What’s Driving A Successful Transition To Value-Based Care?
We have been facing a tremendous number of changes in the healthcare industry during the last few years. Can you guess why? The pandemic, yes! It became the core reason for various changes to the successful transition to value-based care. Maybe the emergence of quality care due to the pandemic became the driving force here at the start.
Care delivery has never been easy like now with the advancement in health IT. Vaccines reached us at lightning speed, interoperability and collaboration made possible, and whatnot, the virtual visits became extremely famous among people in the past few years.
Similarly, the pandemic showed us, that care can also be charged based on the patient outcomes and not based on the number of services provided. This type of care is important as it only concentrates on resulting in good patient outcomes and lowering costs for them.
What Is Value-Based Healthcare?
According to a source, value-based healthcare is a healthcare delivery model in which providers, including hospitals and physicians, are paid based on patient health outcomes. Under value-based care agreements, providers are rewarded for helping patients improve their health, reduce the effects and incidence of chronic disease, and live healthier lives in an evidence-based way.
Value-based care differs from a fee-for-service or capitated approach, in which providers are paid based on the number of healthcare services they deliver. The “value” in value-based healthcare is derived from measuring health outcomes against the cost of delivering the outcomes.
Benefits Of Value-Based Healthcare Delivery
Many people benefit from the value-based healthcare delivery model. They are patients, providers, payers, suppliers, and why not? Society as a whole.
- For patients, it lowers costs. In a care model where patients can pay according to their outcomes, the cost will be less when compared to others. This value-based care model makes them spend less money and achieve better, good health.
- For providers, they can gain more patient satisfaction as the concentration will be on value rather than on volume. They can achieve efficiency and patient satisfaction at the same time.

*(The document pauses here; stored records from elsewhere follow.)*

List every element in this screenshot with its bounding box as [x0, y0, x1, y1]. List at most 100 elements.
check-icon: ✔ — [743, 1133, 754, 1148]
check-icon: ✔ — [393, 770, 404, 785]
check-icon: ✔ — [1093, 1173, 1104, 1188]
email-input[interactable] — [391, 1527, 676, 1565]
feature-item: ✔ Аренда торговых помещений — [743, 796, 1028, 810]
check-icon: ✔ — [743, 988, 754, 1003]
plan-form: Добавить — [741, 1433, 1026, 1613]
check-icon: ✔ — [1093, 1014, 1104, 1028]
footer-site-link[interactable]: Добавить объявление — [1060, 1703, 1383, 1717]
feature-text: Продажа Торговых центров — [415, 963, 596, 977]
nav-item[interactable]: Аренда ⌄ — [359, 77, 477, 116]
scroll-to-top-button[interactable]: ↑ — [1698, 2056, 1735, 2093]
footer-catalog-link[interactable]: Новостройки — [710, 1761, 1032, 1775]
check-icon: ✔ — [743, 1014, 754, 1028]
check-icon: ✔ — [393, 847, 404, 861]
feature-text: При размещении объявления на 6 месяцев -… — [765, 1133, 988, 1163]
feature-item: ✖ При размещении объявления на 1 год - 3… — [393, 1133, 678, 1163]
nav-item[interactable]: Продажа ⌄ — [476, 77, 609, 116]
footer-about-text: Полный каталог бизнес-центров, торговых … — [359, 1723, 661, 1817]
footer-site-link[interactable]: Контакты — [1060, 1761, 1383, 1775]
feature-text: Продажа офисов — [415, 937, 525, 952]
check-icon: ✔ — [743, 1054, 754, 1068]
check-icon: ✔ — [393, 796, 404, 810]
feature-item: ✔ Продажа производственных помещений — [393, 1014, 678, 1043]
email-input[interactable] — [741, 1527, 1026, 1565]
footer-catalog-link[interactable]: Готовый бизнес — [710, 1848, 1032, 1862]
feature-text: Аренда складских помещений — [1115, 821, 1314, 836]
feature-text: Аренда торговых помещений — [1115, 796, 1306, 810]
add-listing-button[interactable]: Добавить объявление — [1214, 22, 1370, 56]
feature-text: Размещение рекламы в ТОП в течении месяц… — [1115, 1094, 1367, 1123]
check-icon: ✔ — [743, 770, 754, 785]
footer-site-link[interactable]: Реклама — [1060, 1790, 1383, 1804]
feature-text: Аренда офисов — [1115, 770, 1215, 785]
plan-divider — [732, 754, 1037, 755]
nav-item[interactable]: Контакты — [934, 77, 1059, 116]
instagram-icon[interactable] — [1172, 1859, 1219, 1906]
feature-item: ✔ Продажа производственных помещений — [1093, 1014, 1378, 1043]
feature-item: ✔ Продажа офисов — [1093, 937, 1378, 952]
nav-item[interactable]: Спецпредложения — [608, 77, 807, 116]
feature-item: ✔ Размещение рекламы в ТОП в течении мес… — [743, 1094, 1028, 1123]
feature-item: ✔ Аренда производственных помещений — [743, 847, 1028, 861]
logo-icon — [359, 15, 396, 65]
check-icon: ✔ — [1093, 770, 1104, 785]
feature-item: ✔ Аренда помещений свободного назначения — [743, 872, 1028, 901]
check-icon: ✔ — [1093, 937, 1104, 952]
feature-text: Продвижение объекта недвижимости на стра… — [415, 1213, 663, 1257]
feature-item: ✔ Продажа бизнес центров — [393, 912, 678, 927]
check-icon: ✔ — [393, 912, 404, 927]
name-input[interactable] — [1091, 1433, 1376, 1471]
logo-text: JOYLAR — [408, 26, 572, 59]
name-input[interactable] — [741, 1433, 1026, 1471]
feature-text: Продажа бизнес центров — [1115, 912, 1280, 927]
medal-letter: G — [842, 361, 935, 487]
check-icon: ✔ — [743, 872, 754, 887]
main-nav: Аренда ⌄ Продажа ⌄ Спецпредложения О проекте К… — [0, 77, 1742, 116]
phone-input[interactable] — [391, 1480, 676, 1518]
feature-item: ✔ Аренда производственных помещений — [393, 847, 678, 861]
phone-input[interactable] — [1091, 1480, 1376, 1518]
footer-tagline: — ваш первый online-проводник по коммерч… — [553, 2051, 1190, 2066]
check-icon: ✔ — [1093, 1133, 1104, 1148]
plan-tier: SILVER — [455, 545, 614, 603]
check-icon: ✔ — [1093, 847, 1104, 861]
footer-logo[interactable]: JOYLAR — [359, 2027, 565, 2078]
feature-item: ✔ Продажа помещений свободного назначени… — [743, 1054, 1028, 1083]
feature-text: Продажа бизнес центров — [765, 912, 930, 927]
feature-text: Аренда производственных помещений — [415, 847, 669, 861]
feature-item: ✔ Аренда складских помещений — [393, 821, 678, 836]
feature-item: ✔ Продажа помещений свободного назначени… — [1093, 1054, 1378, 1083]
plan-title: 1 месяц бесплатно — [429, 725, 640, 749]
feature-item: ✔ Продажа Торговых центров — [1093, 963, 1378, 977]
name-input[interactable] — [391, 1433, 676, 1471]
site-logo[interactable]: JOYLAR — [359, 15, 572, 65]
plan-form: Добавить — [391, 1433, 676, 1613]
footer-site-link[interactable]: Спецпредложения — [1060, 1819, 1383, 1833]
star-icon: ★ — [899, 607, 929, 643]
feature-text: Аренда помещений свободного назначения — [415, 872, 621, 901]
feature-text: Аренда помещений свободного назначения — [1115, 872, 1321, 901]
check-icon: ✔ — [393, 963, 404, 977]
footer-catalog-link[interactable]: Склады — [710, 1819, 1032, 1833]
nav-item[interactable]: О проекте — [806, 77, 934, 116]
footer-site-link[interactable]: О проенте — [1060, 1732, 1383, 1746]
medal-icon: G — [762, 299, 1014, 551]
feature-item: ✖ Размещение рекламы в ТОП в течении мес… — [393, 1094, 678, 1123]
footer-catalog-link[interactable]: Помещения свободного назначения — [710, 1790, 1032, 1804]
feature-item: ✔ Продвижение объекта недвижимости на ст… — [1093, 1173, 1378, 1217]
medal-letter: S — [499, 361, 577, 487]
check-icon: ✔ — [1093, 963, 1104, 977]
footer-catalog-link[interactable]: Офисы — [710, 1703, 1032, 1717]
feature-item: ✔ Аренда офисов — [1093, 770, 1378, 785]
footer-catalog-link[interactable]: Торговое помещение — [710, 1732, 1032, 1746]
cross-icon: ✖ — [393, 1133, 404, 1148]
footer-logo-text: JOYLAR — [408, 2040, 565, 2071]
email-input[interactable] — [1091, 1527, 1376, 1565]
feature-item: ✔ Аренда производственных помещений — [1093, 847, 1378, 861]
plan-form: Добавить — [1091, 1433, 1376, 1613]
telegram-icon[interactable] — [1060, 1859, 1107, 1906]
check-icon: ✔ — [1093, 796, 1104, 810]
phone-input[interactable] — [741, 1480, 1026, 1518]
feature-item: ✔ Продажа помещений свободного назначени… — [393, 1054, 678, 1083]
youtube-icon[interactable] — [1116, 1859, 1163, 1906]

- For payers, this will help them efficiently control costs and reduce risks. Value-based payment also allows payers to increase efficiency by bundling payments that cover the patient’s full care cycle, or for chronic conditions, covering periods of a year or more.
- For suppliers, this model helps them to align their products and services with positive patient outcomes and reduced costs.
- The reduction in costs and spending automatically makes a healthier society, benefiting all.
Even with these benefits, there is still work to be done beforehand to alleviate the adoption of value-based care across the industry. And even before that, for understanding the future where value-based care is heading, it is important to understand the driving forces pushing value-based care delivery models.
So The Real Question Here Is, What’s Driving A Successful Transition To Value-Based Care? Let’s See
States like California, New York, Oregon, and Texas are advancing their own versions of “value-based payments 2.0” programs and resetting initiatives that are leading the way in delivery system reform.
These state-based initiatives are for improving outcomes with the focus on standardizing data and investing them in automated data reporting and exchange channels.
Focus based on market consolidation and anticipated policy changes
The economics of Medicare Advantage and Managed Medicaid and the rush in registering will possibly continue to drive the extension for startups. Also, it quickens market consolidation with many payers buying and merging with Medicare Advantage plans.
The best example is the venture capital market which is continuing to build upon this strategy. And it’s done by investing in both business plans and technology solutions that allow the integration of provider delivery systems, including value-based care, with payer organizations.
Next, if we focus on the technology side of the healthcare industry, we can surely expect consolidation to be continued as some narrow-focused companies will collaborate to create more embracing end-to-end products that give solutions to business problems, preferably than just software tools.
The Centers for Medicare & Medicaid Services is expected to extend support for new and renewed Medicaid waivers to advance value-based care initiatives at the state level.
With the growing advancement of technologies and demands from the consumers, the healthcare industry as a whole is and will be forced to transform care from quantitative to value-based care.
This transformation will make the industry see a tremendous increase in the quality of care delivered and also the lowering of healthcare costs.